Se ha argumentado que los salarios no pueden ser resposables de la inflación puesto que arrastran un nivel historicamente deprimido. Eso es cierto como tendencia, pero es el resultado de un largo proceso que alternó alzas y bajas reales del salario, como se ve en el cuadro. En general las caidas coincidieron con grandes devaluaciones (1975, 1981, 1989, 2002) y le siguieron recuperaciones importantes aunque cada vez menores. Precisamente, lo que exhibe la gráfica es una tendencia general del salario real resultante del debilitamiento paulatino de la capacidad de negociación de los trabajadores que arrancó en 1975.
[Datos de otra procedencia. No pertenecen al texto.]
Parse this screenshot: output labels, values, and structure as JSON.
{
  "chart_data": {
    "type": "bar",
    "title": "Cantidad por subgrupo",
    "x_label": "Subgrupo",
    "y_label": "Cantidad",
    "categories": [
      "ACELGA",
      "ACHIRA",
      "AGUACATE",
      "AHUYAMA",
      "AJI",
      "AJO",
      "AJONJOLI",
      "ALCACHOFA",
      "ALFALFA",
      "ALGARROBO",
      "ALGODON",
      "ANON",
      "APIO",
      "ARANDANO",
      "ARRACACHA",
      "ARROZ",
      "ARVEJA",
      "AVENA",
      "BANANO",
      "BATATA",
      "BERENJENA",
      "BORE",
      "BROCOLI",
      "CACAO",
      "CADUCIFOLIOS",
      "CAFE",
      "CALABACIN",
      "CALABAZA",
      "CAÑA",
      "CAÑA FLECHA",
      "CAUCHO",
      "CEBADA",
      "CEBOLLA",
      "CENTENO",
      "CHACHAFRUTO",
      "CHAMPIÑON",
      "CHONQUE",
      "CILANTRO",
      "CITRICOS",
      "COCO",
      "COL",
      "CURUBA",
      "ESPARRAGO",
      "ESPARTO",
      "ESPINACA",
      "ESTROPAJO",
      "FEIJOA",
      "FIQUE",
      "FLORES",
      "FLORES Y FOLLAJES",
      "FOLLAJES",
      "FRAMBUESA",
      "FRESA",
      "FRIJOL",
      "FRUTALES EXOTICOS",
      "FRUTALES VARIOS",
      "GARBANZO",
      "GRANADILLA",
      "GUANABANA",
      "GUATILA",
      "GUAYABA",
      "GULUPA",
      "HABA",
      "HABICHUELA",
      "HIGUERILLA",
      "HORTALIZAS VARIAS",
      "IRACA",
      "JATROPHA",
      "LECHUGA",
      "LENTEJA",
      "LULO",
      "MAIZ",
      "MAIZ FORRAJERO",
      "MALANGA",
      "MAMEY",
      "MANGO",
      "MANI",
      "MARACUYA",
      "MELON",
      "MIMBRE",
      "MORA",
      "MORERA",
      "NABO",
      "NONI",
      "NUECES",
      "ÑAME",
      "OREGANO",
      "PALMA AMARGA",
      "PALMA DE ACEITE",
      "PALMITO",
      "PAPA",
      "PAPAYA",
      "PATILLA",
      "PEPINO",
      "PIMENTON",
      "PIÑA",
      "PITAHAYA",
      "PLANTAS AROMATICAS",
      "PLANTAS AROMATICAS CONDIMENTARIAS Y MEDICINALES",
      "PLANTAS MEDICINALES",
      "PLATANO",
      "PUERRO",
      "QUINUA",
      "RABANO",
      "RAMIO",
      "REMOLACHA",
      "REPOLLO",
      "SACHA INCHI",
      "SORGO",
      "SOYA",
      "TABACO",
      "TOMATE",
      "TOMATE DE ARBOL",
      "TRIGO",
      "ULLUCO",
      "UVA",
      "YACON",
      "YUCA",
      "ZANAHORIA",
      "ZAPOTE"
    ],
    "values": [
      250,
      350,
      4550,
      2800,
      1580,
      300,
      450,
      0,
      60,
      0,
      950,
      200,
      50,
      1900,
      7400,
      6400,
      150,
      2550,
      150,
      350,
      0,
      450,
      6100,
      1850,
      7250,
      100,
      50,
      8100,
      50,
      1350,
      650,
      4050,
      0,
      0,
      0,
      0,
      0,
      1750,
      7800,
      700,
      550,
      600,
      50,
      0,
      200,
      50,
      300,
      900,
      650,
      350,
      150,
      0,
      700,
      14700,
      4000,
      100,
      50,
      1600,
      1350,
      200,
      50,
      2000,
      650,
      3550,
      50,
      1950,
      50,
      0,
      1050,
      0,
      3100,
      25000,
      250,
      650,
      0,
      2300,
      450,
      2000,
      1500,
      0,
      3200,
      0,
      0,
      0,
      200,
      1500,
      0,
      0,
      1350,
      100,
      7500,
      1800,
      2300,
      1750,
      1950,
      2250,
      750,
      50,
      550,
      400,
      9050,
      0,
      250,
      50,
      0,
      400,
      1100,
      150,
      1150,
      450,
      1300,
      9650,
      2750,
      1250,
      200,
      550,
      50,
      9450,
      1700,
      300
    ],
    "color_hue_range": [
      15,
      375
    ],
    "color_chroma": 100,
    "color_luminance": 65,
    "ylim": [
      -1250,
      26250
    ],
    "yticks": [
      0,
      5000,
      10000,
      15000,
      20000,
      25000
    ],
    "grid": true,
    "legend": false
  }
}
De tal modo, en los marcos del capitalismo argentino actual, la redistribución del ingreso a favor de los asalariados por la vía de aumentos nominales de salarios solo es factible por periodos acotados en el tiempo. La discusión de estos temas es central puesto que hay vastos sectores de izquierda que alientan como única y excluyente estrategia alternativa la redistribución de ingresos mediante al alza salarial. Subyace a dicha estrategia una confusa idea no explicitada, y muchas veces impregnada de connotaciones étic as, según la cual los salarios nunca pueden ser “culpables” de la inflación, como si la economía real fuera una economía planificada. Se confunden así el análisis normativo (lo que la realidad debería ser) con el análisis del modo en el cual el salario efectivamente funciona en una economía capitalista (lo que la realidad es). Por supuesto, una explicación que culpa a los oligopolios y a su afán de ganancia de la inflación crónica “cierra” perfectamente con esa confusa noción ética acerca del salario. Pero en general los oligopolios y todas las empresas importantes tienden a mantener constante el margen de beneficio. Con esta única condición, las alzas salariales se trasladan como mayores precios por la vía de mayores costos. Asimismo, la inflación que deriva de la puja distributiva conspira luego contra la política cambiaria del modelo vigente, reduciendo el tipo de cambio en términos reales y disminuyendo la
competitividad de la producción local. Luego, esto tiene efectos adversos sobre la inversión, la actividad y el empleo. Finalmente, con la caída del empleo, se hace dificil la recuperación salarial.
En este contexto específico, una redistribución del ingreso a favor de los asalariados solo podría ser el resultado de una decisión de Estado, una suerte de “pacto” que “discipline” a los empresarios mediante un plan que involucre metas en términos de qué porcentaje del PBI debieran llevarse los salarios, cuánto la ganancia y cuánto el Estado. Para eso se requiere construir un Estado con “capacidad de arbitraje”, especialmente para imponerle a los grandes grupos económicos las pautas estratégicas de dicha redistribución, algo que excepcionalmente se consiguió en la “Edad de oro” del capitalismo mundial o en los tiempos del primer peronismo. Algo que, precisamente, hoy vuelve a plantearse, lenta y dificultosamente, aún con avances y retrocesos, en los ensayos post-neoliberales de Ecuador, Bolivia y Venezuela.